Well, the Washington Nationals haven't inspired much confidence that they will last the summer despite being in first place by 4 games.  The reason is that they have been outscored, the result of an apparently lousy offense.  Yet like the 1987 Twins and the Funiculars, they have excellent team defense, plus a pretty solid bullpen.  Another thing they have in their favor is that they are not likely to continue to be outscored.  While they are second to last in run scoring, their team OPS is 22nd overall.  Isolating their production on the road away from pitcher-friendly RFK, they are 15th overall in run scoring, 10th in OPS.  And this has been with Cristian Guzman barely hitting his weight, and without Jose Vidro who should return sometime around the All-Star Break.  So are the Nats lucky to be winning, or have they been unlucky they haven't scored more?  Probability says that if they continue along the same path their record will come back to the mean.  But factors like quality defense and bullpen - both of which the Nats have - can keep the parade going until the reinforcements arrive. 
 
I looked through the play-by-play (the closest I can get to actually watching the games in Strat) to see if I could identify what was ailing the Funiculars and a couple of things stood out.

The first was that HAL, the computer manager, had a nasty tendency to pinch-run for Mike Lowell in the later innings.  As part of my manager strategy, I explicitly forbid HAL from pinch-hitting for Lowell under any circumstance.  But since there is no similar setting for pinch running, it has decided that any player is fair game for that.  Lowell gets targeted because he is the team's slowest runner.  Strangely enough, despite an AA steal rating which almost guarantees success and numerous baserunning opportunities granted by HAL's pinch running scheme, Scott Podsednik (my designated pinch runner) has stolen only one base.  Apparently it doesn't like to green light pinch runners to steal; it just likes to find ways to take the team's best glovemen out of the line-up.  But HAL doesn't stop there.  Rather than a fairly easy position switch where ARod moves to third and Pokey Reese comes in to play short - a move which does not sacrifice any team defense - it opts to put the team's worst possible defensive option, BJ Upton, at third for Lowell.  While it may seem like I'm jumping to conclusions about HAL's integrity, in my other league it quite frequently uses a centerfield-only player as a replacement
at shortstop rather than the two players who are eligible to play there.  Regardless, HAL had to be stopped.  So I dropped Pokey Reese in favor of Alfredo Amezaga because the latter could play all the infield position with some expertise, while Reese was limited to just short and second.  Then by specifying Amezaga as the designated defensive replacement everywhere in the infield, there's less chance that HAL will conjure up another crazy defensive scheme.
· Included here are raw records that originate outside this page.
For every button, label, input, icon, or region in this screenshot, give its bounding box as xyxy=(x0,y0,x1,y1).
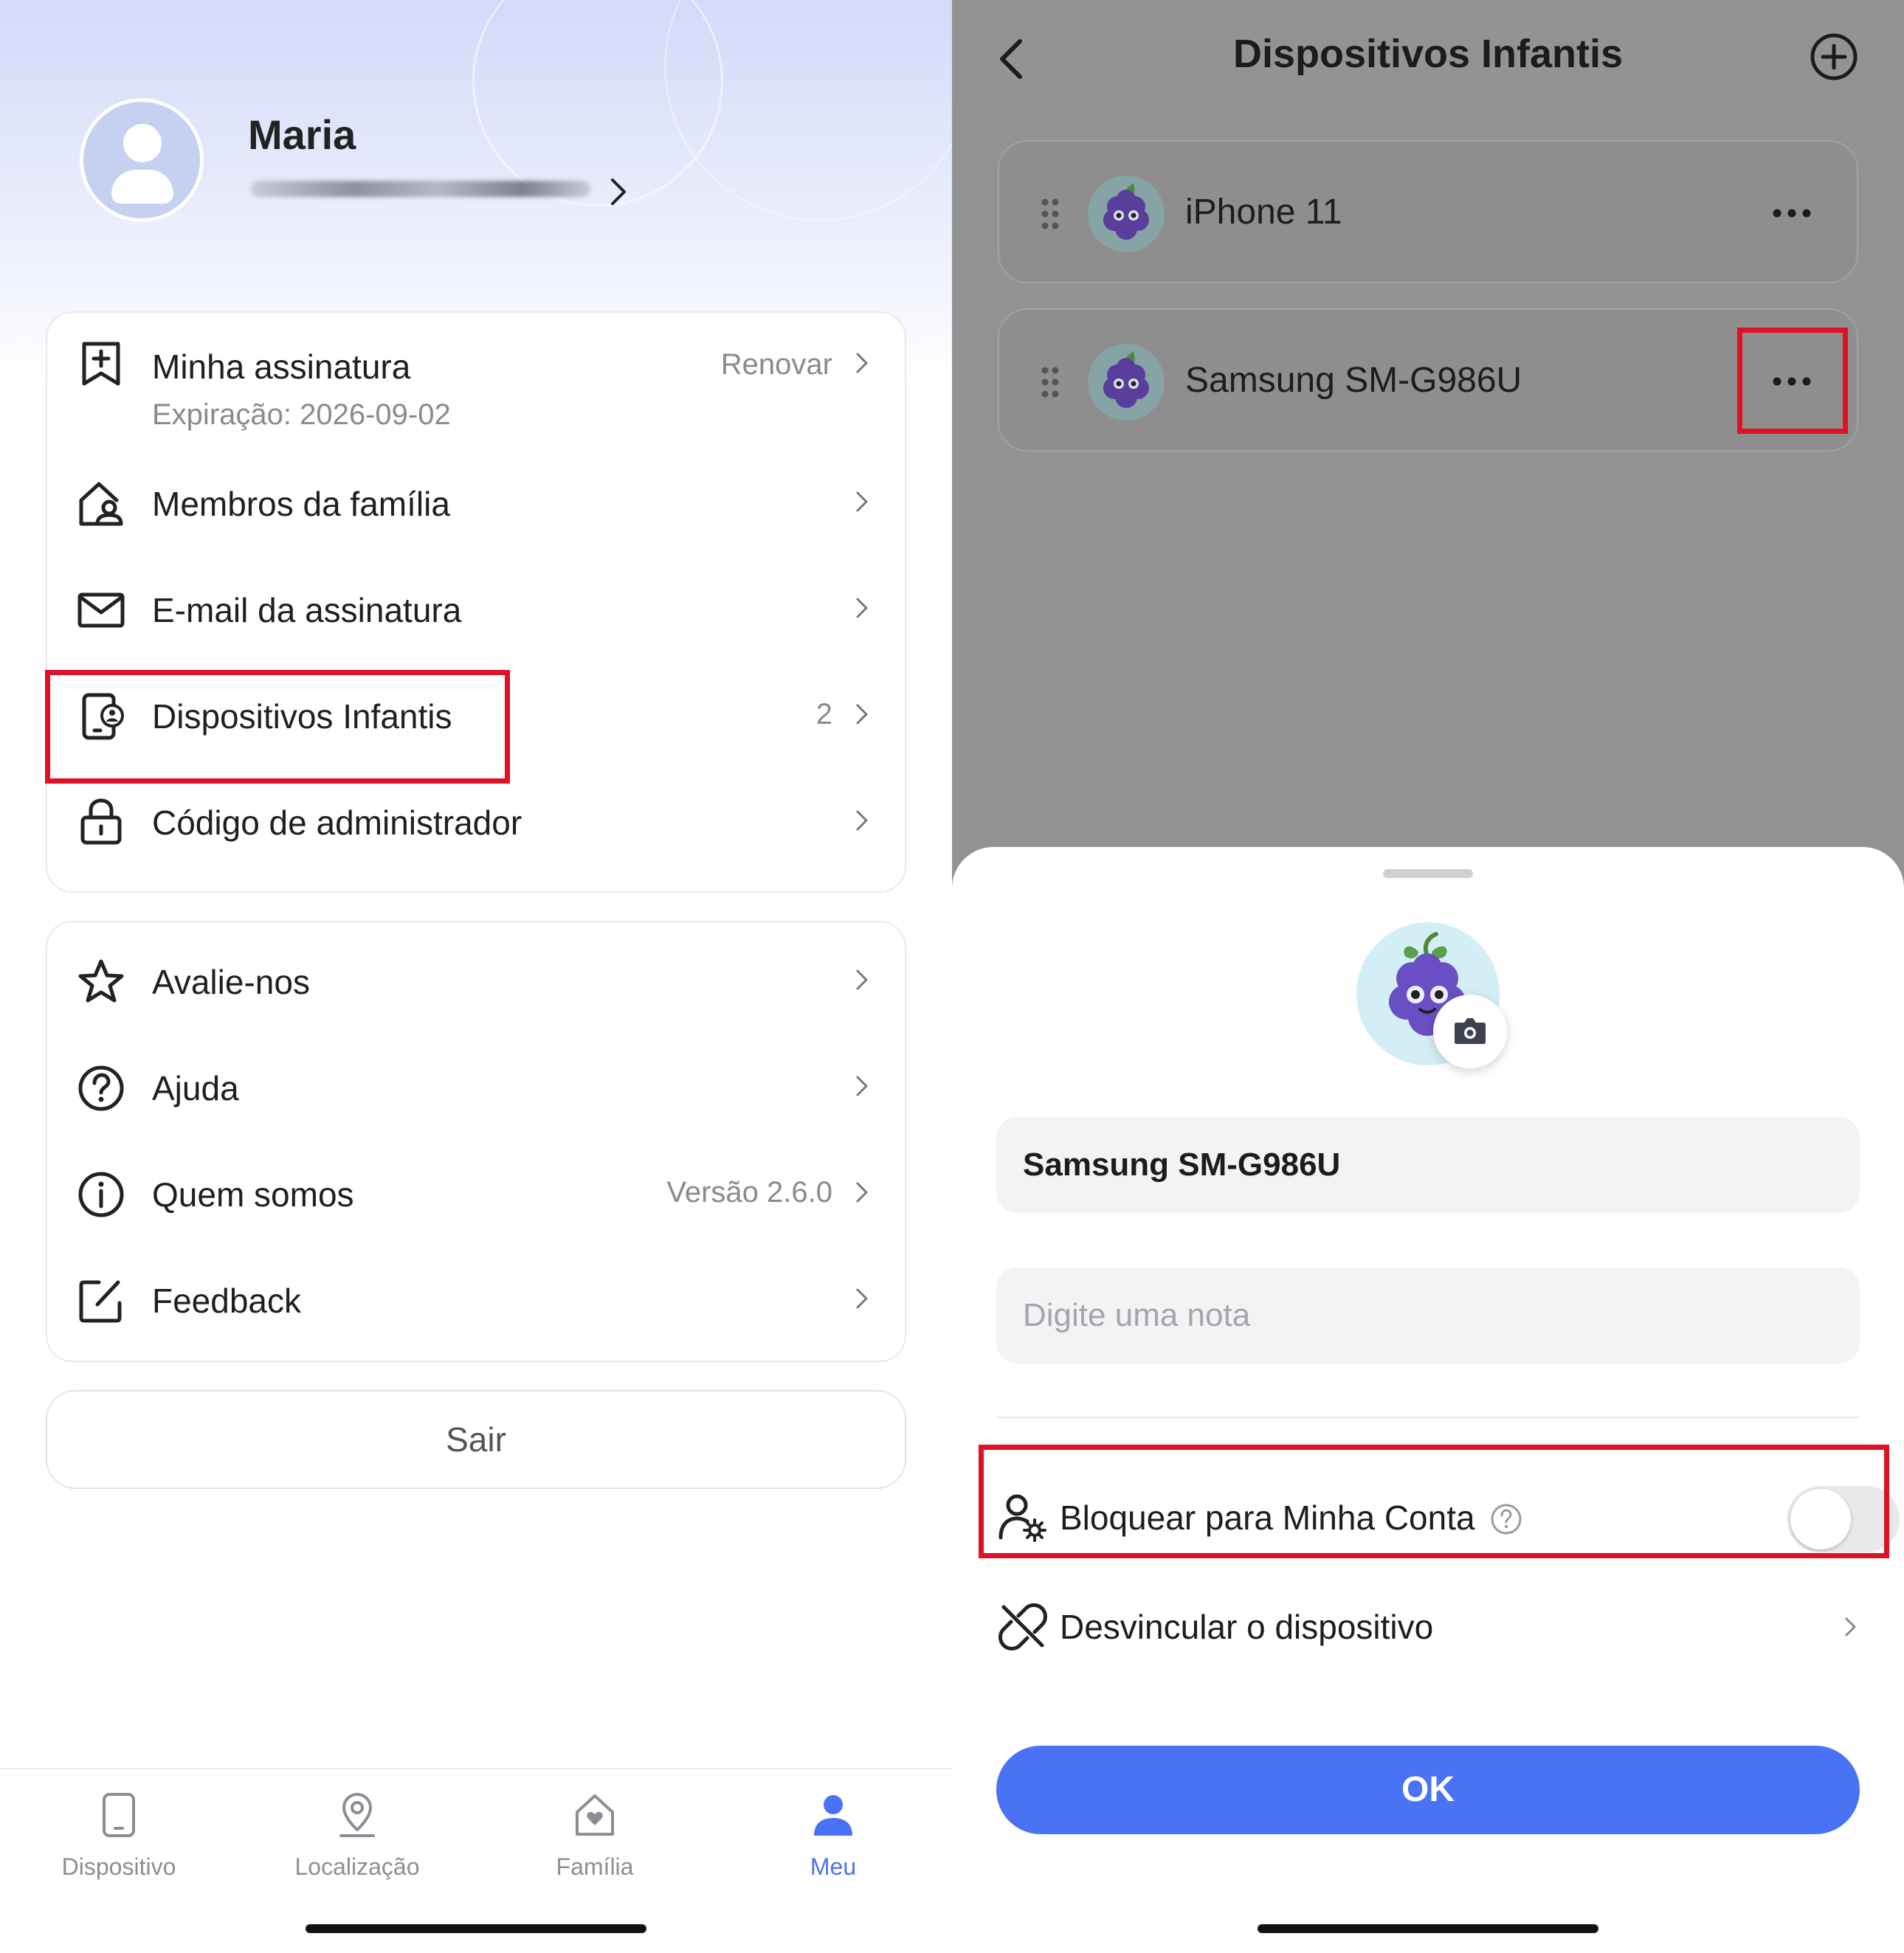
phone-icon xyxy=(103,1793,135,1837)
unlink-device-label: Desvincular o dispositivo xyxy=(1060,1608,1434,1646)
tab-label: Dispositivo xyxy=(61,1853,176,1880)
menu-item-label: Minha assinatura xyxy=(152,348,411,386)
star-icon xyxy=(78,959,124,1003)
profile-name: Maria xyxy=(248,111,356,158)
unlink-device-row[interactable]: Desvincular o dispositivo xyxy=(996,1582,1860,1670)
menu-item-label: Quem somos xyxy=(152,1175,354,1214)
avatar[interactable] xyxy=(80,98,204,222)
chevron-right-icon xyxy=(856,598,868,618)
chevron-right-icon xyxy=(856,1288,868,1309)
app-version: Versão 2.6.0 xyxy=(666,1176,832,1209)
tab-family[interactable]: Família xyxy=(503,1791,687,1895)
account-menu-card: Minha assinatura Expiração: 2026-09-02 R… xyxy=(46,311,906,893)
home-indicator xyxy=(306,1924,646,1933)
menu-item-label: Avalie-nos xyxy=(152,963,310,1001)
menu-item-label: Ajuda xyxy=(152,1069,239,1107)
device-name: iPhone 11 xyxy=(1185,193,1342,232)
tab-label: Meu xyxy=(810,1853,857,1880)
device-card[interactable]: Samsung SM-G986U xyxy=(998,308,1858,452)
tab-label: Família xyxy=(556,1853,634,1880)
child-devices-screen: Dispositivos Infantis iPhone 11 Samsung … xyxy=(952,0,1904,1953)
house-user-icon xyxy=(79,482,123,526)
menu-item-label: Feedback xyxy=(152,1282,302,1320)
device-card[interactable]: iPhone 11 xyxy=(998,140,1858,283)
tab-device[interactable]: Dispositivo xyxy=(27,1791,211,1895)
ok-button[interactable]: OK xyxy=(996,1746,1860,1834)
chevron-right-icon xyxy=(856,810,868,831)
chevron-right-icon xyxy=(856,491,868,512)
chevron-right-icon[interactable] xyxy=(604,174,633,210)
tab-location[interactable]: Localização xyxy=(265,1791,449,1895)
subscription-expiry: Expiração: 2026-09-02 xyxy=(152,398,451,431)
menu-item-help[interactable]: Ajuda xyxy=(47,1036,905,1142)
note-field[interactable] xyxy=(996,1268,1860,1363)
divider xyxy=(996,1417,1860,1418)
tab-me[interactable]: Meu xyxy=(741,1791,925,1895)
person-icon xyxy=(814,1795,852,1836)
app-menu-card: Avalie-nos Ajuda Quem somos Versão 2.6.0 xyxy=(46,921,906,1362)
menu-item-subscription[interactable]: Minha assinatura Expiração: 2026-09-02 R… xyxy=(47,313,905,452)
note-input[interactable] xyxy=(1023,1268,1835,1363)
edit-note-icon xyxy=(79,1280,122,1323)
grape-mascot-icon xyxy=(1103,183,1149,240)
menu-item-about-us[interactable]: Quem somos Versão 2.6.0 xyxy=(47,1142,905,1248)
menu-item-label: Código de administrador xyxy=(152,803,522,842)
tab-label: Localização xyxy=(294,1853,420,1880)
house-heart-icon xyxy=(576,1794,614,1836)
profile-screen: Maria Minha assinatura Expiração: 2026-0… xyxy=(0,0,952,1953)
device-avatar xyxy=(1088,344,1165,421)
envelope-icon xyxy=(77,592,125,628)
location-pin-icon xyxy=(339,1793,375,1837)
chevron-right-icon xyxy=(856,353,868,373)
background-decoration xyxy=(664,0,952,221)
logout-button[interactable]: Sair xyxy=(46,1390,906,1489)
menu-item-rate-us[interactable]: Avalie-nos xyxy=(47,930,905,1036)
redacted-account-id xyxy=(251,181,590,197)
more-options-icon[interactable] xyxy=(1771,204,1812,223)
chevron-right-icon xyxy=(856,1076,868,1096)
info-circle-icon xyxy=(78,1172,124,1217)
highlight-box xyxy=(45,670,510,784)
device-avatar xyxy=(1088,176,1165,252)
device-count: 2 xyxy=(815,698,832,730)
menu-item-label: E-mail da assinatura xyxy=(152,591,462,629)
device-edit-sheet: Samsung SM-G986U Bloquear para Minha Con… xyxy=(952,847,1904,1953)
highlight-box xyxy=(979,1445,1889,1558)
chevron-right-icon xyxy=(856,704,868,725)
home-indicator xyxy=(1258,1924,1598,1933)
highlight-box xyxy=(1737,328,1848,434)
sheet-drag-handle[interactable] xyxy=(1383,869,1473,878)
page-title: Dispositivos Infantis xyxy=(1232,32,1624,76)
drag-handle-icon[interactable] xyxy=(1039,198,1061,230)
device-name-value: Samsung SM-G986U xyxy=(1023,1147,1341,1183)
menu-item-feedback[interactable]: Feedback xyxy=(47,1248,905,1355)
add-circle-icon[interactable] xyxy=(1808,31,1860,83)
grape-mascot-icon xyxy=(1103,351,1149,408)
drag-handle-icon[interactable] xyxy=(1039,366,1061,398)
menu-item-subscription-email[interactable]: E-mail da assinatura xyxy=(47,558,905,664)
change-avatar-button[interactable] xyxy=(1433,995,1507,1068)
device-name: Samsung SM-G986U xyxy=(1185,361,1522,400)
menu-item-admin-code[interactable]: Código de administrador xyxy=(47,770,905,877)
menu-item-family-members[interactable]: Membros da família xyxy=(47,452,905,558)
unlink-icon xyxy=(998,1603,1047,1650)
chevron-right-icon xyxy=(856,1182,868,1203)
renew-link[interactable]: Renovar xyxy=(721,348,832,381)
menu-item-label: Membros da família xyxy=(152,485,450,523)
camera-icon xyxy=(1455,1018,1486,1044)
device-name-field[interactable]: Samsung SM-G986U xyxy=(996,1117,1860,1213)
help-circle-icon xyxy=(78,1065,124,1111)
chevron-right-icon xyxy=(856,969,868,990)
bookmark-plus-icon xyxy=(82,342,120,386)
lock-icon xyxy=(80,798,122,845)
chevron-right-icon xyxy=(1845,1617,1856,1636)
But because of HAL's strategic lapses, the bullpen was allowing more baserunners than it should, either by hit or error, which meant they stayed in games longer.  That in turn, caused them to be overused with the end result being a loss of effectiveness.  So I had to add another bullpen arm to spread the workload before the entire staff collapsed from exhaustion.  The problem there was that another player wasn't in the budget.  Someone had to be dropped.  That someone was Miguel Olivo, my lefty-killing (.978 OPS against in 2004) catcher.  The decision was made easier because a) he wasn't hitting lefties... well, to be honest he wasn't hitting anyone with his .115 batting average, .148 on base and .269 slugging, and b) his salary was substantial enough to allow for more than one player move.  So I replaced him with the much cheaper (and hopefully more productive) Toby Hall and added Jay Witasick to the bullpen.  Witasick doesn't have a great reputation, but if his card reflects the numbers he produced in 2004 against right-handers, he should be more than adequate as a situational reliever.  The trade-off also left some cap room to add another player should it become necessary. 

Just like the Washington Nationals, despite what the numbers say right now, they should in theory play more toward their record than their run differential
as the season progresses.  At least, that's what this fan hopes.